Jagiellonia Białystok. Bartłomiej Wdowik: Gdyby udało nam się strzelić gola, być może poszlibyśmy za ciosem

- Młodzi piłkarze dostali szansę zaprezentowania się w tym meczu, ale słabo zagraliśmy w defensywie i w głupi sposób straciliśmy dwie bramki. Później, grając w dziesięciu, goniliśmy wynik, ale nie odrobiliśmy strat - mówi Bartłomiej Wdowik, lewy obrońca Jagiellonii po porażce w Gliwicach 0:2.

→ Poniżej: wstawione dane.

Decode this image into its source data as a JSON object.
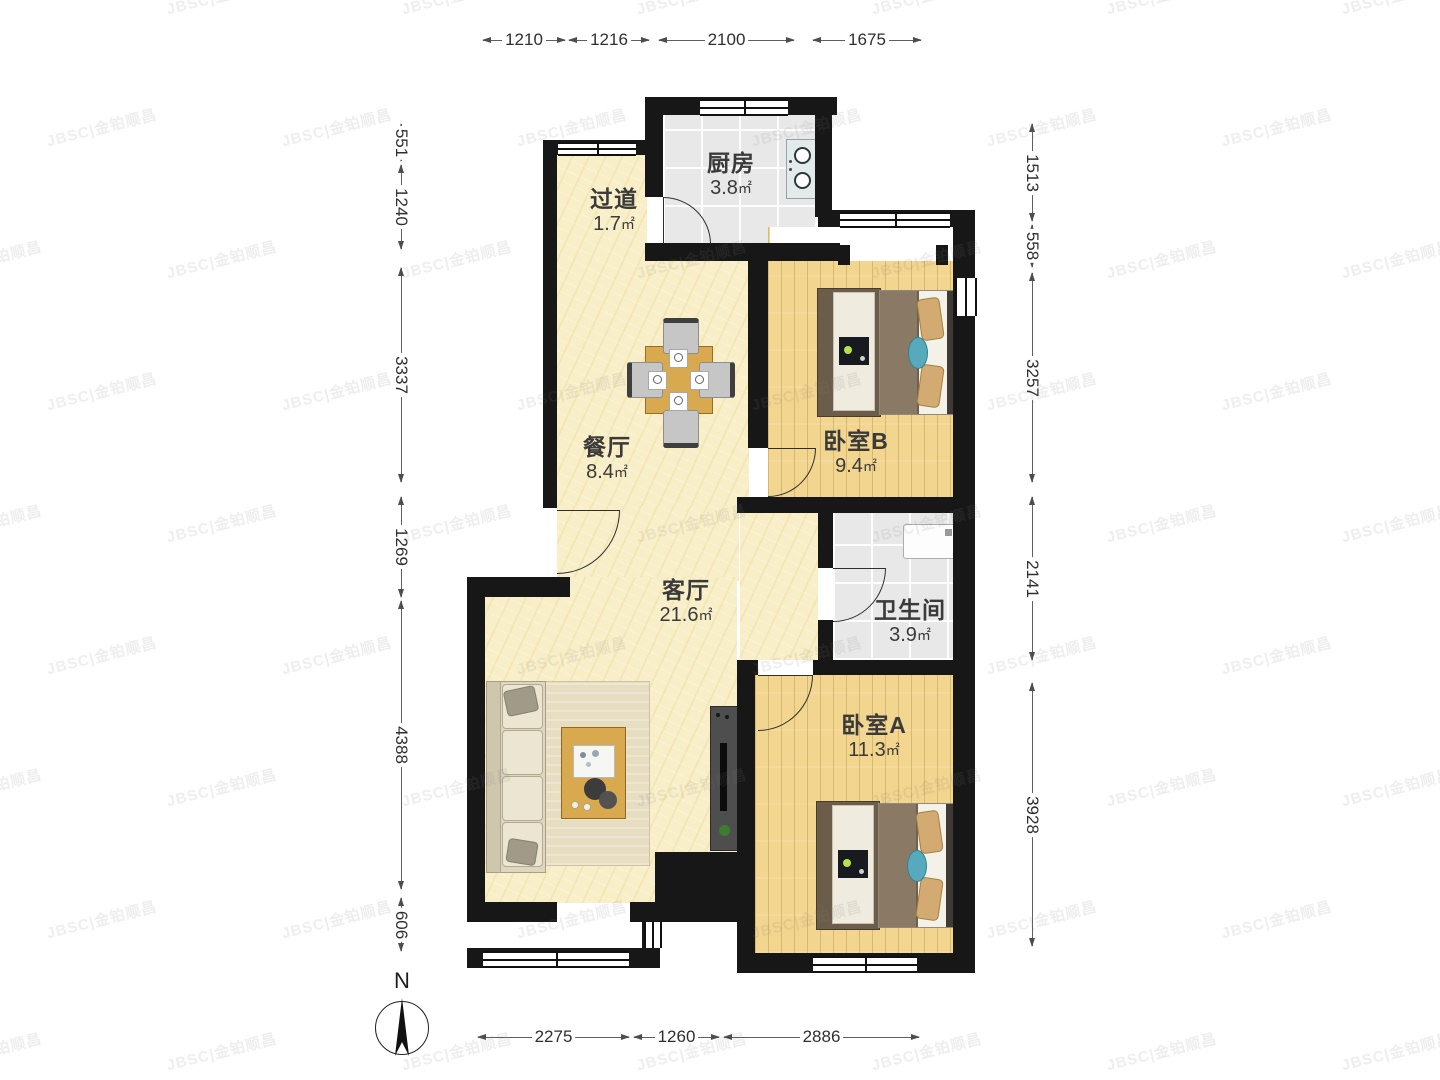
{
  "watermark": {
    "text": "JBSC|金铂顺昌"
  },
  "compass": {
    "label": "N"
  },
  "area_unit": "㎡",
  "rooms": [
    {
      "id": "kitchen",
      "name": "厨房",
      "area": "3.8",
      "cx": 731,
      "top": 150
    },
    {
      "id": "hallway",
      "name": "过道",
      "area": "1.7",
      "cx": 614,
      "top": 186
    },
    {
      "id": "dining",
      "name": "餐厅",
      "area": "8.4",
      "cx": 607,
      "top": 434
    },
    {
      "id": "bedroom-b",
      "name": "卧室B",
      "area": "9.4",
      "cx": 856,
      "top": 428
    },
    {
      "id": "living",
      "name": "客厅",
      "area": "21.6",
      "cx": 686,
      "top": 577
    },
    {
      "id": "bathroom",
      "name": "卫生间",
      "area": "3.9",
      "cx": 910,
      "top": 597
    },
    {
      "id": "bedroom-a",
      "name": "卧室A",
      "area": "11.3",
      "cx": 874,
      "top": 712
    }
  ],
  "dimensions": {
    "top": {
      "axis": 40,
      "segments": [
        {
          "label": "1210",
          "from": 482,
          "to": 566
        },
        {
          "label": "1216",
          "from": 568,
          "to": 650
        },
        {
          "label": "2100",
          "from": 658,
          "to": 795
        },
        {
          "label": "1675",
          "from": 812,
          "to": 922
        }
      ]
    },
    "bottom": {
      "axis": 1037,
      "segments": [
        {
          "label": "2275",
          "from": 477,
          "to": 630
        },
        {
          "label": "1260",
          "from": 633,
          "to": 720
        },
        {
          "label": "2886",
          "from": 723,
          "to": 920
        }
      ]
    },
    "left": {
      "axis": 401,
      "segments": [
        {
          "label": "551",
          "from": 123,
          "to": 162
        },
        {
          "label": "1240",
          "from": 164,
          "to": 250
        },
        {
          "label": "3337",
          "from": 267,
          "to": 483
        },
        {
          "label": "1269",
          "from": 496,
          "to": 598
        },
        {
          "label": "4388",
          "from": 600,
          "to": 890
        },
        {
          "label": "606",
          "from": 897,
          "to": 952
        }
      ]
    },
    "right": {
      "axis": 1032,
      "segments": [
        {
          "label": "1513",
          "from": 123,
          "to": 222
        },
        {
          "label": "558",
          "from": 224,
          "to": 268
        },
        {
          "label": "3257",
          "from": 272,
          "to": 483
        },
        {
          "label": "2141",
          "from": 496,
          "to": 661
        },
        {
          "label": "3928",
          "from": 682,
          "to": 947
        }
      ]
    }
  },
  "colors": {
    "wall": "#171717",
    "floor_living": "#f8efc9",
    "floor_bedroom": "#f2d58e",
    "floor_tile": "#e8e8e8",
    "accent_teal": "#57aabc",
    "dimension_text": "#2f2f2f"
  }
}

- Na początku rzeczywiście dostaliśmy dwa "gongi", ale później Piast otrzymał czerwoną kartkę, po czym mogliśmy wyrównać, zdobyliśmy nawet bramkę ze spalonego, był słupek. Gdyby udało nam się strzelić gola, być może poszlibyśmy za ciosem i osiągnęlibyśmy lepszy rezultat - ocenia Wdowik.
- Cały czas trenujemy ze sobą, głupio straciliśmy dwie bramki i konsekwencji przegraliśmy mecz. Było to dla nas bardzo trudne spotkanie - tak podsumował niedzielną potyczkę defensor Jagi.